You mean you want to develop for KDE or in Java? For Java the tools are excellent, try NetBeans or Eclipse. KDE tools are also suberb, I liked KDevelop (though I never used it for GUI apps) and I believe it now has form designer integration. Admitedly it's not quite Visual Studio 2005 by it's good none the less.
You probably hate java, but Eclipse and IntelliJ are the best IDEs out there. If you are addicted to IDEs, have a look at these.
I personally like jEdit too ...
For a free and open source project, this doesn't seem very free or open source. I need to compile from scratch for the AMD64 architecture...
I think that's this is a misunderstanding,
I really don't understand why you think this is not a free software.
From the begining, the licence is GPL, the subversion repository is open to anonymous access, and since yesterday, the source code .tgz is directly on the web site.
By the way, I do not own an X86-64 System, if your willing to compile/test the native part of the project to X86-64 it would be great.
It was because there is no mention of SVN, or source access on the linked webpage. I now see a 'contribute' link, which is OK of course. Many thanks!
I will feed back to you if I have any problems.
A while back I wrote a simple mp3/ogg/wav player in java. I wrote different frontends to it to get to know the various toolkits better. It has an SWT frontend for my native looking windows fun, a Swing frontend for cross platformness, and a Qt/KDE frontend for fitting in to my KDE desktop.
Using the Qt frontend, the Gtk-Qt engine for GTK and the KdeLAF, I can make all three frontends use the same Qt style, with varying degrees of success.
This pic is the results, with some commentary. KdeLAF has a little ways to go before I would replace the Qt frontend with it.
edit: the Swing version looks just fine when using metal or ocean or some other more complete LAF, if metal can be called 'fine' ;) Icons work and all.
(this was a repost of a comment I made on the matter on osnews.com)
Very cool! Thanks for posting your comparison. Attaching your graphic without the ad. =)
Thanks for making it a link :) I totally missed the option to do that.
From kdeLAF's homepage:
2006/04/17 : Adding slider widget.
One of the issues taken care of then! I'll have to try out the new build. Still waiting on the splitter and frames afaict.
Its great, but a developer don't care what tool he is using, it is the convenience that matter. Lesser time to market the better, development of good looking screens Good, but what about Enterprise Apps Development, Already people have rejected the idea of using multiple IDE for same project. Just remember java is a chosen platform for EAD.

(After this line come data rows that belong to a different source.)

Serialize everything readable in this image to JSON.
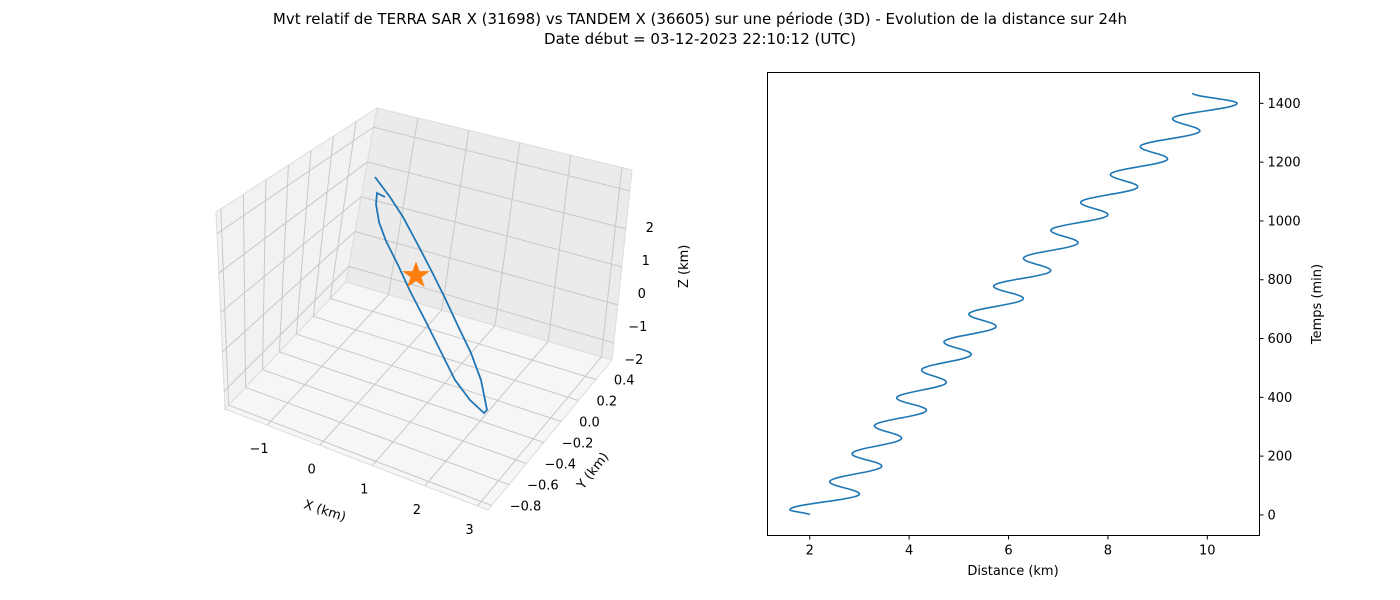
{
  "figure": {
    "title_line1": "Mvt relatif de TERRA SAR X (31698) vs TANDEM X (36605) sur une période (3D) - Evolution de la distance sur 24h",
    "title_line2": "Date début = 03-12-2023 22:10:12 (UTC)"
  },
  "chart_data": [
    {
      "type": "line",
      "projection": "3d",
      "title": "",
      "xlabel": "X (km)",
      "ylabel": "Y (km)",
      "zlabel": "Z (km)",
      "xticks": [
        "−1",
        "0",
        "1",
        "2",
        "3"
      ],
      "yticks": [
        "−0.8",
        "−0.6",
        "−0.4",
        "−0.2",
        "0.0",
        "0.2",
        "0.4"
      ],
      "zticks": [
        "2",
        "1",
        "0",
        "−1",
        "−2"
      ],
      "grid": true,
      "series": [
        {
          "color": "#1f77b4",
          "x": [
            -0.2,
            1.5,
            2.3,
            2.1,
            0.4,
            -0.05,
            -0.2
          ],
          "y": [
            0.3,
            -0.2,
            -0.7,
            -0.75,
            -0.1,
            0.28,
            0.3
          ],
          "z": [
            2.3,
            0.6,
            -1.9,
            -2.0,
            0.0,
            2.0,
            2.3
          ]
        }
      ],
      "marker": {
        "symbol": "star",
        "color": "#ff7f0e",
        "x": 0.5,
        "y": 0.0,
        "z": 0.0
      }
    },
    {
      "type": "line",
      "title": "",
      "xlabel": "Distance (km)",
      "ylabel": "Temps (min)",
      "xlim": [
        1.15,
        11.05
      ],
      "ylim": [
        -70,
        1505
      ],
      "xticks": [
        2,
        4,
        6,
        8,
        10
      ],
      "yticks": [
        0,
        200,
        400,
        600,
        800,
        1000,
        1200,
        1400
      ],
      "yaxis_side": "right",
      "grid": false,
      "series": [
        {
          "color": "#1f77b4",
          "period_min": 95,
          "x": [
            2.0,
            1.6,
            3.0,
            2.4,
            3.45,
            2.85,
            3.85,
            3.3,
            4.35,
            3.75,
            4.75,
            4.25,
            5.25,
            4.7,
            5.75,
            5.2,
            6.3,
            5.7,
            6.85,
            6.3,
            7.4,
            6.85,
            8.0,
            7.45,
            8.6,
            8.05,
            9.2,
            8.65,
            9.85,
            9.3,
            10.6,
            9.7
          ],
          "y": [
            0,
            18,
            71,
            113,
            166,
            208,
            261,
            303,
            356,
            398,
            451,
            493,
            546,
            588,
            641,
            683,
            736,
            778,
            831,
            873,
            926,
            968,
            1021,
            1063,
            1116,
            1158,
            1211,
            1253,
            1306,
            1348,
            1400,
            1435
          ]
        }
      ]
    }
  ],
  "colors": {
    "line": "#1f77b4",
    "star": "#ff7f0e",
    "pane_back": "#ebebeb",
    "pane_side": "#f2f2f2",
    "pane_floor": "#f5f5f5"
  }
}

I've always felt that some people don't understand (not the developers of KDELandF, in particular... just developers in general) that making a GUI *look* similar isn't what the goal should be. IMHO, the overlooked, and yet keystone, component is complex datatype support in the clipboard.
No interface, in my opinion, has yet to match NeXTSTEP in terms of sophisticated clipboard support. You could drag any data, from any application, to any other. KDE is getting pretty close to NeXTSTEP's functionality, but I've never had any luck with non-trivial (plain text) copying of data dragging between KDE and Java apps -- say, Konqueror and GalleryRemote -- and this is why I almost never use Java GUI apps. Well, that and the VM being a memory hog.
The KdeLaf calls JToolbar.addImpl method sooner than other look and feels and as a result yesterday's build from http://www.netbeans.org used to fail with
I have fixed that
So if you want to try the KdeLaf with NetBeans get the latest sources or download tomorrow's daily build.